Consider an $ABCD$ tetrahedron. For each $XY$ edge $X(\neq) Y\in\{A,B,C,D\}$ consider two points on the edge $P_{XY}, P_{YX}$, such that $P_{XY}<P_{YX}$. Suppose that $\dfrac{AP_{AB}}{AB}=\dfrac{AP_{AC}}{AC}=\dfrac{AP_{AD}}{AD}$ and this cyclic inequality is also true for $B,C,D$.
Prove that if $\{X\neq Y\neq Z\neq W\}=\{A,B,C,D\}$, then the volume of the $P_{XY}P_{YZ}P_{ZW}P_{WX}$ is always the same!
I only tried to use the facts about a tetrahedron (volume, similarity, so on), but it didn’t help. Please help! The problem is based on a problem from Viktor v. Prasolov - Problems in Plane and Solid Geometry Vol 2.
We use the affine-linearity of the volume of a tetrahedron in each of its vertices: if $X$ is a point on $AB$ with $AX = x \cdot AB$, then the volume of $XCDE$ is given by $$ [XCDE] = (1-x) [ACDE] + x [BCDE] $$ that is, the volume changes at a constant rate as $X$ moves from $A$ to $B$ at a constant rate. This is always true if we use signed volume, and otherwise it is true only if $X$ does not cross the plane $CDE$. Checking that is troublesome, so we'll stick with signed volume.

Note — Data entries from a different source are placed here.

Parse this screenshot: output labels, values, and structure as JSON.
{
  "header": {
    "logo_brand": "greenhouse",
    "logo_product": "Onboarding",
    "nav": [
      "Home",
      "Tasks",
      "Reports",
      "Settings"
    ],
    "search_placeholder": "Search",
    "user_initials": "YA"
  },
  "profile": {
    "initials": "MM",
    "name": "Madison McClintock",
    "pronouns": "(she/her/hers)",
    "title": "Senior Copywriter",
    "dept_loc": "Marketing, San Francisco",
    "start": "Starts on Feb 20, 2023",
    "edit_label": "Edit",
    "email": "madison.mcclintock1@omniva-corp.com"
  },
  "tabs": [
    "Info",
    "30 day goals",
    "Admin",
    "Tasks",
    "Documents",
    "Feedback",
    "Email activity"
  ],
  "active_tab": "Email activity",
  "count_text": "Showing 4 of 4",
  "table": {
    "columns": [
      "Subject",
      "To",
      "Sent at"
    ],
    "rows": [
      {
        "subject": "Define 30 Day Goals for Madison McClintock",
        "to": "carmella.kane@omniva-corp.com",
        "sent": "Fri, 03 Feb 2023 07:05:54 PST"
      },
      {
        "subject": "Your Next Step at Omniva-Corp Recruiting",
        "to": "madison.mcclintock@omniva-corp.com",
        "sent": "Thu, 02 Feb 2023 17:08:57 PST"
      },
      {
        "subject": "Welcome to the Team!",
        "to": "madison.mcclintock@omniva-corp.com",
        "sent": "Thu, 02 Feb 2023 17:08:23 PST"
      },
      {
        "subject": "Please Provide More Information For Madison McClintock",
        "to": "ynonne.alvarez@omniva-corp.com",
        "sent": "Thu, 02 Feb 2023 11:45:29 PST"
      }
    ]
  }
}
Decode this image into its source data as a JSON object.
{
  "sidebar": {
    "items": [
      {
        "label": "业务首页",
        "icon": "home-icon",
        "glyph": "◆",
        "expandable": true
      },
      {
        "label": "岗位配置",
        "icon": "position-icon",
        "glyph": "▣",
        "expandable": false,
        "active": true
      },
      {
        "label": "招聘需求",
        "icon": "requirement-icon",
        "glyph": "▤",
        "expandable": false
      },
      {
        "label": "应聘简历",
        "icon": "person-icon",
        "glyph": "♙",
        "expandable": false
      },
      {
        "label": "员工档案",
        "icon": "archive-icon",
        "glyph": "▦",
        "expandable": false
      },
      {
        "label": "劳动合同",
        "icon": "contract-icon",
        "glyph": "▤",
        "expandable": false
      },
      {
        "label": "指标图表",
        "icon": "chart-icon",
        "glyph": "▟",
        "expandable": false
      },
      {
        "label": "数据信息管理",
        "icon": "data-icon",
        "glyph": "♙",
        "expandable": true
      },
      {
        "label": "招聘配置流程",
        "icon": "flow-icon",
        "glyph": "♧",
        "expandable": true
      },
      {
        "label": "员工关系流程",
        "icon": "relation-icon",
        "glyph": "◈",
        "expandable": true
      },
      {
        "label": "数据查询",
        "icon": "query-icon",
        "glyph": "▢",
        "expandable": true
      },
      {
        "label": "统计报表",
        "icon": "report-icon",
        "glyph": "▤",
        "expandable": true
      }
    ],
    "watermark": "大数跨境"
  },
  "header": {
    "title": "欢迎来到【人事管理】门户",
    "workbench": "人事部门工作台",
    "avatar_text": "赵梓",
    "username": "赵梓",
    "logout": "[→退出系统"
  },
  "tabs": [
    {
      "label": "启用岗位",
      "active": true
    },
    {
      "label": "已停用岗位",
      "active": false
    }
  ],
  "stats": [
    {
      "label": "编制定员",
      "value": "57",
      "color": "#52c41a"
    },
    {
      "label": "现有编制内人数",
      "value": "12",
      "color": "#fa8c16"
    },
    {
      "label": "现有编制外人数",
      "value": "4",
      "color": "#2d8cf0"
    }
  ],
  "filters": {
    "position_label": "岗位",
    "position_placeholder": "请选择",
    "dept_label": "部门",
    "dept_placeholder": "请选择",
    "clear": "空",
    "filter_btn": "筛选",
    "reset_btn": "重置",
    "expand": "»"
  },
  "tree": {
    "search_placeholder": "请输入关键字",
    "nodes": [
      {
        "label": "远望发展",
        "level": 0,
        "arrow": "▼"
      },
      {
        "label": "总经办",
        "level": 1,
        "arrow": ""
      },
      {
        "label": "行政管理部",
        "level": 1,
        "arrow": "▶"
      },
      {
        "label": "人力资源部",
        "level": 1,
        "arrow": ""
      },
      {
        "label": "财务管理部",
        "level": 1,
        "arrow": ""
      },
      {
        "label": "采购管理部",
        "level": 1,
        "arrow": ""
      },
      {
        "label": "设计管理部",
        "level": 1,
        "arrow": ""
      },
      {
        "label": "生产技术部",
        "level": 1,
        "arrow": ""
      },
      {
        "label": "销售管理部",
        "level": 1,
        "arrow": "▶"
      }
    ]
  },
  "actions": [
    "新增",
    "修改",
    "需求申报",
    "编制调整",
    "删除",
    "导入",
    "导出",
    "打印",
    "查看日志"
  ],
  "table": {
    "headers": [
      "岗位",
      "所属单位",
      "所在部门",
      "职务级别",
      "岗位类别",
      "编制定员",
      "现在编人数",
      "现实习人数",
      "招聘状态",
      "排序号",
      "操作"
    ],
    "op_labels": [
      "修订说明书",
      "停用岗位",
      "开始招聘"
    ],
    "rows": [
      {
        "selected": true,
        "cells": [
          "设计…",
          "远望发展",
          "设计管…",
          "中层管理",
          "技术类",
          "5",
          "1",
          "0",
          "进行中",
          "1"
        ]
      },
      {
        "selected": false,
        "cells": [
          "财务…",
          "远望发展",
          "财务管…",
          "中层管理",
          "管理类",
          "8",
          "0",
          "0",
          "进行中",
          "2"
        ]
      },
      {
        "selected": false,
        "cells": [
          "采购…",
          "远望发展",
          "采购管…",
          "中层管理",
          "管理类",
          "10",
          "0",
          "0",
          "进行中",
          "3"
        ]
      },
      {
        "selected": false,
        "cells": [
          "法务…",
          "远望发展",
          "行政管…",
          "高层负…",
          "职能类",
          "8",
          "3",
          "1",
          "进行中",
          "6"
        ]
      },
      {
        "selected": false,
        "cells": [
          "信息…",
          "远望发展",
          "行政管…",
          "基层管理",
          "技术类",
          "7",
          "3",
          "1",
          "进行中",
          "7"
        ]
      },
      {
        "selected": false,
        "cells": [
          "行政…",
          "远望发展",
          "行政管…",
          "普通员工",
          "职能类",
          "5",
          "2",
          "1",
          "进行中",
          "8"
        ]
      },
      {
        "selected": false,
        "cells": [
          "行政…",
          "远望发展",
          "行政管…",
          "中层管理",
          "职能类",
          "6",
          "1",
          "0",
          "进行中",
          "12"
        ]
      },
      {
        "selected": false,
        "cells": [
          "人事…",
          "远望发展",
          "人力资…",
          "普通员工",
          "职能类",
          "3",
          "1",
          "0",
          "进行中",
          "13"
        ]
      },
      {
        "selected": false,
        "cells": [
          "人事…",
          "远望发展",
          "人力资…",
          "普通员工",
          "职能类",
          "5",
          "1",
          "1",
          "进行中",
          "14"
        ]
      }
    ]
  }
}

Let $\alpha = \frac{AP_{AB}}{AB}$ and define $\beta, \gamma, \delta$ similarly for the ratios at $B,C,D$.
If we begin computation by $$ [P_{AB} P_{BC} P_{CD} P_{DA}] = (1-\alpha) [A P_{BC} P_{CD} P_{DA}] + \alpha [B P_{BC} P_{CD} P_{DA}] $$ and similarly eliminate $P_{BC}, P_{CD}, P_{DA}$, then the only nonzero terms left at the end will be $$ [P_{AB}P_{BC}P_{CD}P_{DA}] = (1-\alpha)(1-\beta)(1-\gamma)(1-\delta) [ABCD] + \alpha\beta\gamma\delta [BCDA]. $$ Since $BCDA$ is an odd permutation of $ABCD$, this means that $[BCDA] = -[ABCD]$, so the volume of this tetrahedron is a $(1-\alpha)(1-\beta)(1-\gamma)(1-\delta) - \alpha\beta\gamma\delta$ factor of the volume of $ABCD$.
This is a symmetric expression in $A,B,C,D$, so we'll get the same answer for any ordering of the vertices.